According to recent news reports, the Biden Administration also is mulling a possible ban on imports of polysilicon from the Xinjiang region. That would be a blow to advancement of the Administration’s clean energy policies because polysilicon is a critical material used in the manufacture of half of all solar panels made. A bipartisan group of members of Congress has been urging Biden to take this action.
However, Democrats resisted agreeing to a stronger measure proposed by Republican policymakers. Democrats recently voted 217-207 in the House of Representatives to defeat a Republican motion that would have required businesses to report to the Treasury Department when they find out that a supplier or other business partner is using Chinese forced labor. Foreign entities also would face sanctions if found to rely on forced labor or help construct detention camps.
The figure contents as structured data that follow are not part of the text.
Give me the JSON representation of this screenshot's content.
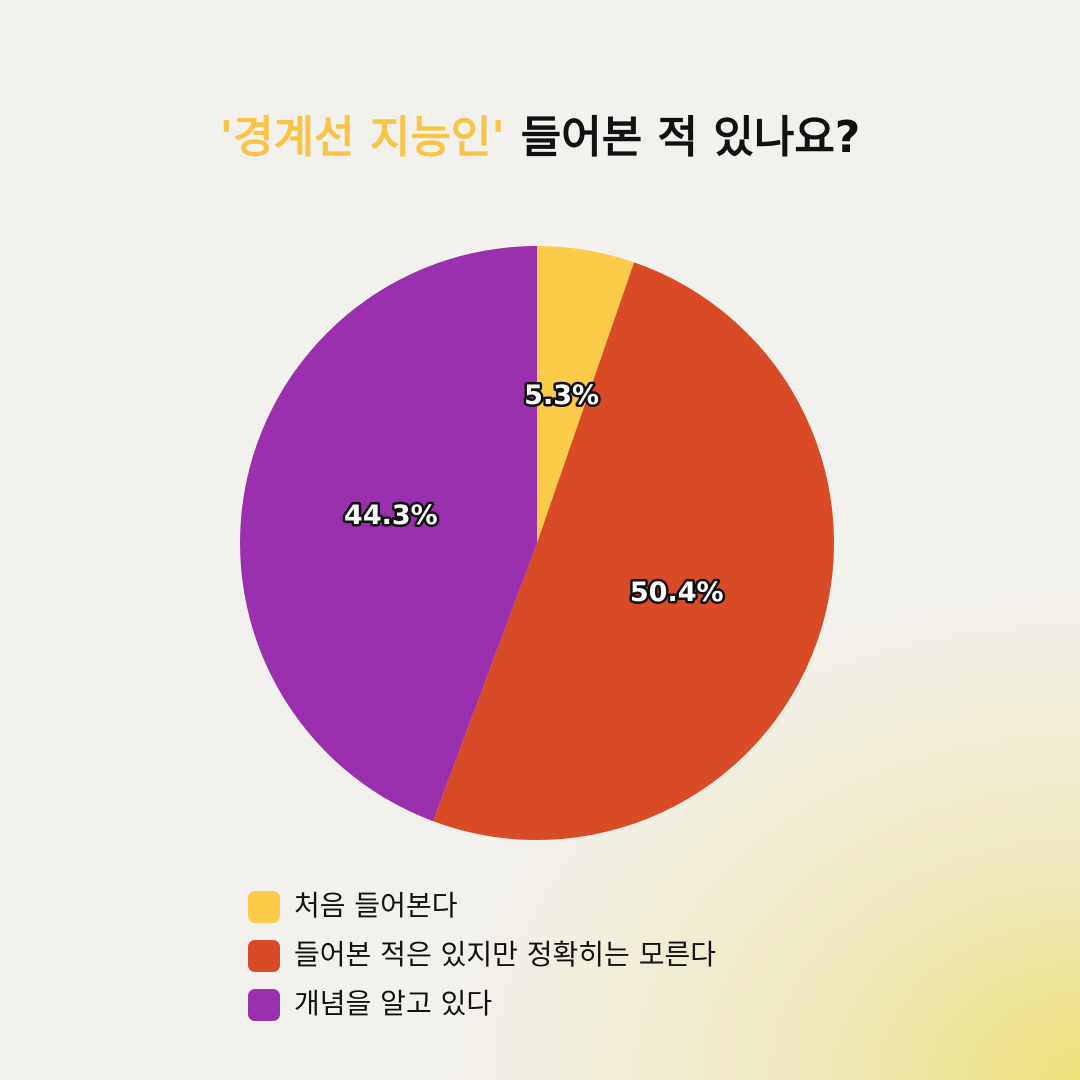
{
  "chart_data": {
    "type": "pie",
    "title": [
      "'경계선 지능인'",
      "들어본 적 있나요?"
    ],
    "categories": [
      "처음 들어본다",
      "들어본 적은 있지만 정확히는 모른다",
      "개념을 알고 있다"
    ],
    "values": [
      5.3,
      50.4,
      44.3
    ],
    "value_labels": [
      "5.3%",
      "50.4%",
      "44.3%"
    ],
    "colors": [
      "#fdcb4a",
      "#d94a27",
      "#9a30ae"
    ],
    "legend": "bottom"
  }
}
In addition, at a Senate hearing held in early June, Sen. Marco Rubio (R-FL) condemned American companies like Coca-Cola, Apple, Amazon and Nike for profiting from the use of Uyghur forced labor.
At the same hearing, Sens. Edward Markey (D-MA) and Tim Kaine (D-VA) joined Rubio in criticizing American technology companies for working with China’s surveillance industry, which has developed leading edge facial recognition and other tracking technology already deployed in Xinjiang to control the population.
Sen. Josh Hawley (R-Mo.) has been especially vocal on this issue. He introduced a bill in the Senate last year that would have imposed strong sanctions on U.S. companies who profited from these practices. He also was part of a recent unsuccessful effort by Senate Republicans to block the passage of a bill removing some tariffs, including those on products that could originate in Xinjiang.
This is a topic for businesses involved in the global supply chain to keep an eye on. It is only a matter of time before more governmental sanctions are imposed, and business partners embrace policies for excluding those who choose to do business with firms using forced labor.